You realy seem to know a lot about industrial architecture, to be talking about the factory… Just as much as she knows about design? I guess less…

Many people design cars, even if they don’t come from the transportation design branche… Many cars didn’t even had a designer input, and still are amazing (remeber eng. porsche?).

And finaly: until the late 60’s, most designer were architects…
Her design isn’t that much, it’s true… but it can be better that many made by designers I saw…

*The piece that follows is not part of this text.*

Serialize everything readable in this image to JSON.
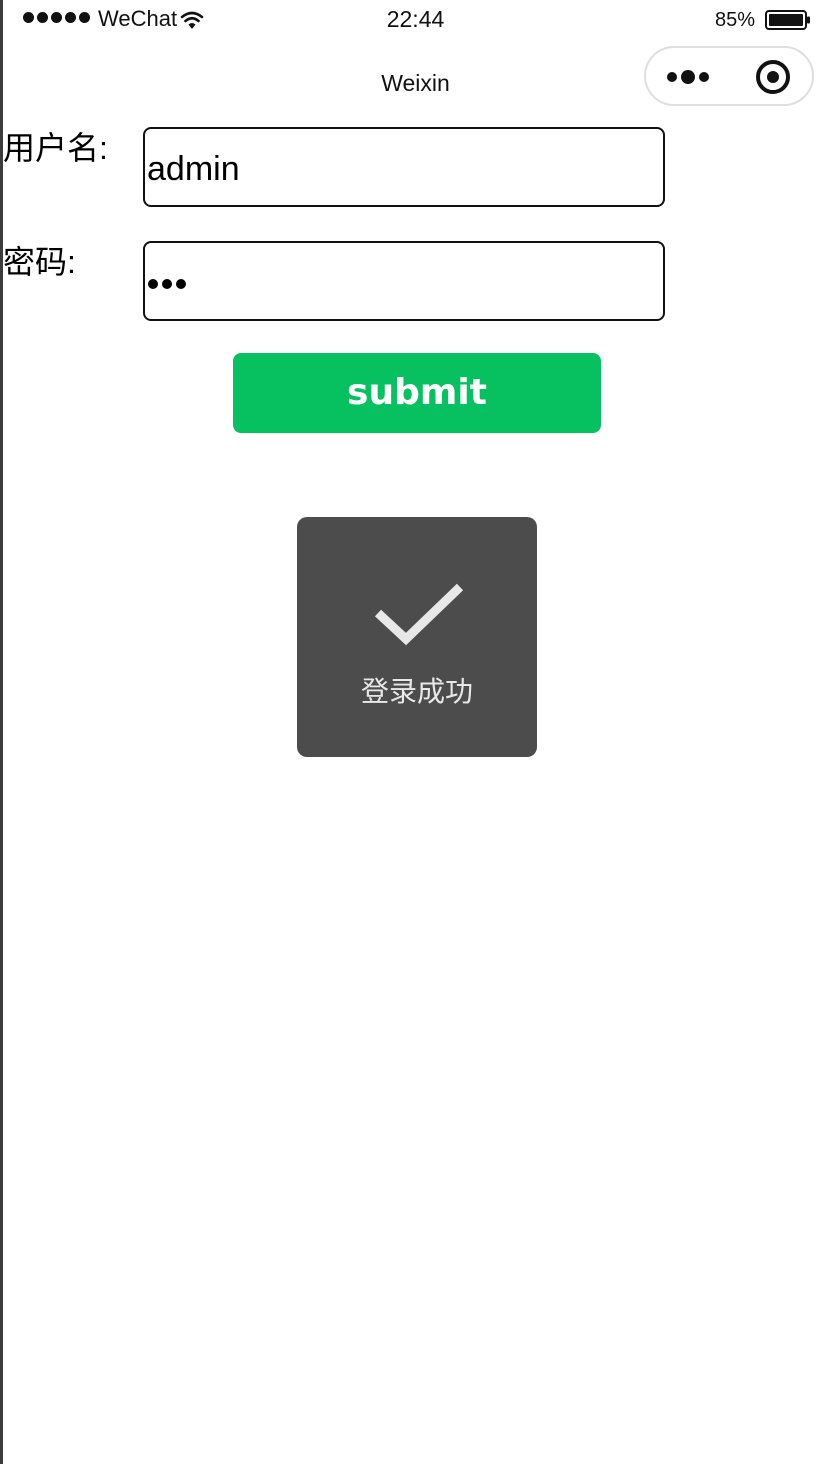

So, please, all of you people: come back to reality. And stop feeling menaced by her, because she doesn’t care about car styling (note I didn’s say “design”)… more about car architecture, if you know the diference.

Your hostility towards her just reveals a huge weekness: instead, you should try to learn something from the input of a diferent field of design/engineering, as it is always enriching to the design culture.

I have to admit: after looking at the Standard Taxi again, this Hadid car is looking pretty good.

By the way: she has many projects built, and they are very easy to find, if you’re interested.

Zaha Hadid - Wikipedia wiki about her
http://www.contemporaryartscenter.org/ this one is in Ohio
http://www.arcspace.com/architects/hadid/cac/index.htm more of the same

Interestingly, her architecture is very detailed, as oposite to this z-car.
But I guess that if she was someone we liked, we’d say the design has a scandinavian feel, rather than saying it is under-detailed, so it’s not that important…

They have one of the really old HUGE wacom tablets, intuos (one) the white/gray ones. The computers they are on are very 1995 witch is cool cus it is retro, maybe??? And that is the most horrid website ever, and the first image when it is loading scares me.